7.2.5 Repeating the Experiment
Let us repeat the process many times and examine how prediction errors behave.
set.seed(123)
B <- 1000
errors <- replicate(B, {
x <- rnorm(n, mu, sigma)
xbar <- mean(x)
x_future <- rnorm(1, mu, sigma)
x_future - xbar
})
mean(errors)## [1] -0.1871296
## [1] 10.42275
We observe two key ideas:
- On average, the prediction error is close to zero.
- Individual predictions can still be far from the realized value.
This illustrates an essential principle:
Even if we estimate the mean very well, individual future outcomes still vary.
7.2.5.1 A Conceptual Perspective
Estimation focuses on learning about a fixed parameter. Prediction focuses on forecasting a random future value.
As the sample size increases:
- Our estimate of the mean becomes more precise.
- But future observations remain inherently variable.
This means that prediction always involves uncertainty that cannot be completely eliminated.
7.3 Example of Statistical Inference
To illustrate these ideas in context, consider research examining the relationship between calorie consumption and body weight.
In nutritional epidemiology, researchers often study whether higher caloric intake is associated with increased body weight. Suppose a peer-reviewed study collects dietary data from a random sample of adults and measures their body weight.
Conceptually, the research question is:
- Is average body weight associated with average daily calorie intake?

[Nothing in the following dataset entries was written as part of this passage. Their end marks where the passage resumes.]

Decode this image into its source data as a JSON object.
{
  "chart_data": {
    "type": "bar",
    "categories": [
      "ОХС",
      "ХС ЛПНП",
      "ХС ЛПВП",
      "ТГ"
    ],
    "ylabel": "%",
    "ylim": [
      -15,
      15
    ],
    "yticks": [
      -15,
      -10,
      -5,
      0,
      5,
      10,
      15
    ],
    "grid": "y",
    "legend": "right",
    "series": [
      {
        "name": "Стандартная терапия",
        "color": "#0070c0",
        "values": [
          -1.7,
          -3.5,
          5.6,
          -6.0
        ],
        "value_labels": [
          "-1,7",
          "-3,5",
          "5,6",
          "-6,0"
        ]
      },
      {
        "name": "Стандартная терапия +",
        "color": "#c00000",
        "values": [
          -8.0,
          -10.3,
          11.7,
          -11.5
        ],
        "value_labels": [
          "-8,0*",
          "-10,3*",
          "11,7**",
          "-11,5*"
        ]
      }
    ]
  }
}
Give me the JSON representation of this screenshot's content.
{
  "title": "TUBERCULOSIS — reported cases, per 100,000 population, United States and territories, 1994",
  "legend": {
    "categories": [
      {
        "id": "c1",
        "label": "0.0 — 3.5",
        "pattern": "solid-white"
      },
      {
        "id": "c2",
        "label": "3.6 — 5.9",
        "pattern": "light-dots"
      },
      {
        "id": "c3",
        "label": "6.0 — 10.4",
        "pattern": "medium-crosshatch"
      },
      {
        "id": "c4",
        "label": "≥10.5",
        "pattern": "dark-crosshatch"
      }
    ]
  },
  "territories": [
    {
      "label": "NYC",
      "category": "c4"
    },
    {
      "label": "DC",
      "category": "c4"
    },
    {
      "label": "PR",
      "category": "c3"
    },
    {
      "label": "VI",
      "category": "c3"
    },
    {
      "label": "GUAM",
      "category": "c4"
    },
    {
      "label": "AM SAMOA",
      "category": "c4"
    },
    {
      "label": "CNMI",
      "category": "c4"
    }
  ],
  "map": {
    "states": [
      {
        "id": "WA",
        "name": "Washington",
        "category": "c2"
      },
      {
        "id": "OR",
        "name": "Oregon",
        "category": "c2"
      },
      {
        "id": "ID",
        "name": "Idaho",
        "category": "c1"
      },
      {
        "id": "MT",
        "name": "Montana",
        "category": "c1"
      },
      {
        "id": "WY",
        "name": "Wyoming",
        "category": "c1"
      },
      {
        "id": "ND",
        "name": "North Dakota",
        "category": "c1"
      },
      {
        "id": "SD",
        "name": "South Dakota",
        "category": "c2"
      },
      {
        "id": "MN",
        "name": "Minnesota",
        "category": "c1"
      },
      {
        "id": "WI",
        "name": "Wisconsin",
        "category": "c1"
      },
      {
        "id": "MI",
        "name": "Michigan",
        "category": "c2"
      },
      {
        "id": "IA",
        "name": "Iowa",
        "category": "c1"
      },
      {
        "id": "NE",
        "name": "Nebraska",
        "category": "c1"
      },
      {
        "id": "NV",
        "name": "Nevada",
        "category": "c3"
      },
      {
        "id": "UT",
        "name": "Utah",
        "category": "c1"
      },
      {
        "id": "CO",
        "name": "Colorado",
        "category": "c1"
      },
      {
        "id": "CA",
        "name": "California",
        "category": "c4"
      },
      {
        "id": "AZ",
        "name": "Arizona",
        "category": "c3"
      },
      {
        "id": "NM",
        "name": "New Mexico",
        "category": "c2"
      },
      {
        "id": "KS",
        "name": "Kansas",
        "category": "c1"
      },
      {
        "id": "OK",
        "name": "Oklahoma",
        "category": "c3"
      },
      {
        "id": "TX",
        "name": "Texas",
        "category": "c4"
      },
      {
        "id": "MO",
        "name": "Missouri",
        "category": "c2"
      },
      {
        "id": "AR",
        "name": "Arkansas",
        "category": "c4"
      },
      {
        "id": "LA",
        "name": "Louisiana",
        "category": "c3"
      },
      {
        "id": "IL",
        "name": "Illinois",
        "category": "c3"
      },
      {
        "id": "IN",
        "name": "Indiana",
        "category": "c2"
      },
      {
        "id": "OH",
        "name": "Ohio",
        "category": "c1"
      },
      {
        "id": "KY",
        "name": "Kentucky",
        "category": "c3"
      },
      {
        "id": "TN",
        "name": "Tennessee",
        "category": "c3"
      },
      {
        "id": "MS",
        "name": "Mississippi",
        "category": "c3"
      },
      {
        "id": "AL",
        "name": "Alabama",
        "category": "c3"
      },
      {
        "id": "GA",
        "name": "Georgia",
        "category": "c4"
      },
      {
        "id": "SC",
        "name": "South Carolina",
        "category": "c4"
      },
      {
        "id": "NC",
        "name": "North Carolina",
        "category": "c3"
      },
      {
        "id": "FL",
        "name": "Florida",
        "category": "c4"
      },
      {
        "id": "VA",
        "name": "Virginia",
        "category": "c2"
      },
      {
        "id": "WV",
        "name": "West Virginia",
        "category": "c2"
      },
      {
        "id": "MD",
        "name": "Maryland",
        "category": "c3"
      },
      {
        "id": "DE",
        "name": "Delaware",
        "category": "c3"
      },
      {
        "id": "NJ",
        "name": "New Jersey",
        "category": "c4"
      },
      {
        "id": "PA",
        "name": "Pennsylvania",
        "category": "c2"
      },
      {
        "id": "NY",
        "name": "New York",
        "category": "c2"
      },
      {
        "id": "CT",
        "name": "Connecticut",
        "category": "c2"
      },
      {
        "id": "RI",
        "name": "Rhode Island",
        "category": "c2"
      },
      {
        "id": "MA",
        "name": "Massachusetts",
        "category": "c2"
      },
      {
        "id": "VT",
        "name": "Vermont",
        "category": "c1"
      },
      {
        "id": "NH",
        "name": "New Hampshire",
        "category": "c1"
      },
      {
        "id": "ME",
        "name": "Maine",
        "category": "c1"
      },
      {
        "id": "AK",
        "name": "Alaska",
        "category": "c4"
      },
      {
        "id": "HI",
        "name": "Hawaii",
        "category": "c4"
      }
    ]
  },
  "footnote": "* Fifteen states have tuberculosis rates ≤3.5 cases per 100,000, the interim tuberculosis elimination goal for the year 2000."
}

- Is the mean weight of individuals consuming more than 2,500 calories different from those consuming fewer?
From a statistical perspective:
The population is the joint distribution of calorie intake and body weight.
Parameters may include:
- The mean body weight.
- The mean difference in weight between two groups.
- The slope in a regression model.
The researchers do not observe the entire population. They observe a sample.
Suppose we simulate such a scenario.
set.seed(123)
n <- 200
calories <- rnorm(n, mean = 2200, sd = 400)
weight <- 50 + 0.01 * calories + rnorm(n, sd = 5)
plot(calories, weight,
xlab="Calories",
ylab="Weight",
main="Simulated Relationship Between Calories and Weight")
In this simulated data:
- There is a positive association.
- The relationship is noisy.
- The sample represents only one realization of many possible samples.
From here, statistical inference addresses:
Estimation:
- What is the average effect of calories on weight?
- What is the estimated mean weight?
Interval estimation:
- What is a plausible range for the true slope?
- How precise is the estimated mean?
Hypothesis testing:
- Is the association statistically significant?
- Could the observed relationship arise by chance?
Importantly, any conclusion must account for sampling variability. A different sample might produce a slightly different slope, different means, and different p-values.
This example demonstrates the full transition:
- Probability describes how data could be generated.
- Statistics uses observed data to learn about the generating process.
We do not claim certainty. Instead, we quantify uncertainty using probability models.
7.4 Concluding Perspective
Statistical inference rests on three foundational principles:
- Data are realizations of random variables.
- Statistics computed from data are themselves random.
- Their sampling distributions determine the reliability of conclusions.
Probability provides the language of randomness. Statistics uses that language to extract information from data.
In the next lessons, we will formalize these ideas and develop the mathematical tools required for rigorous inference.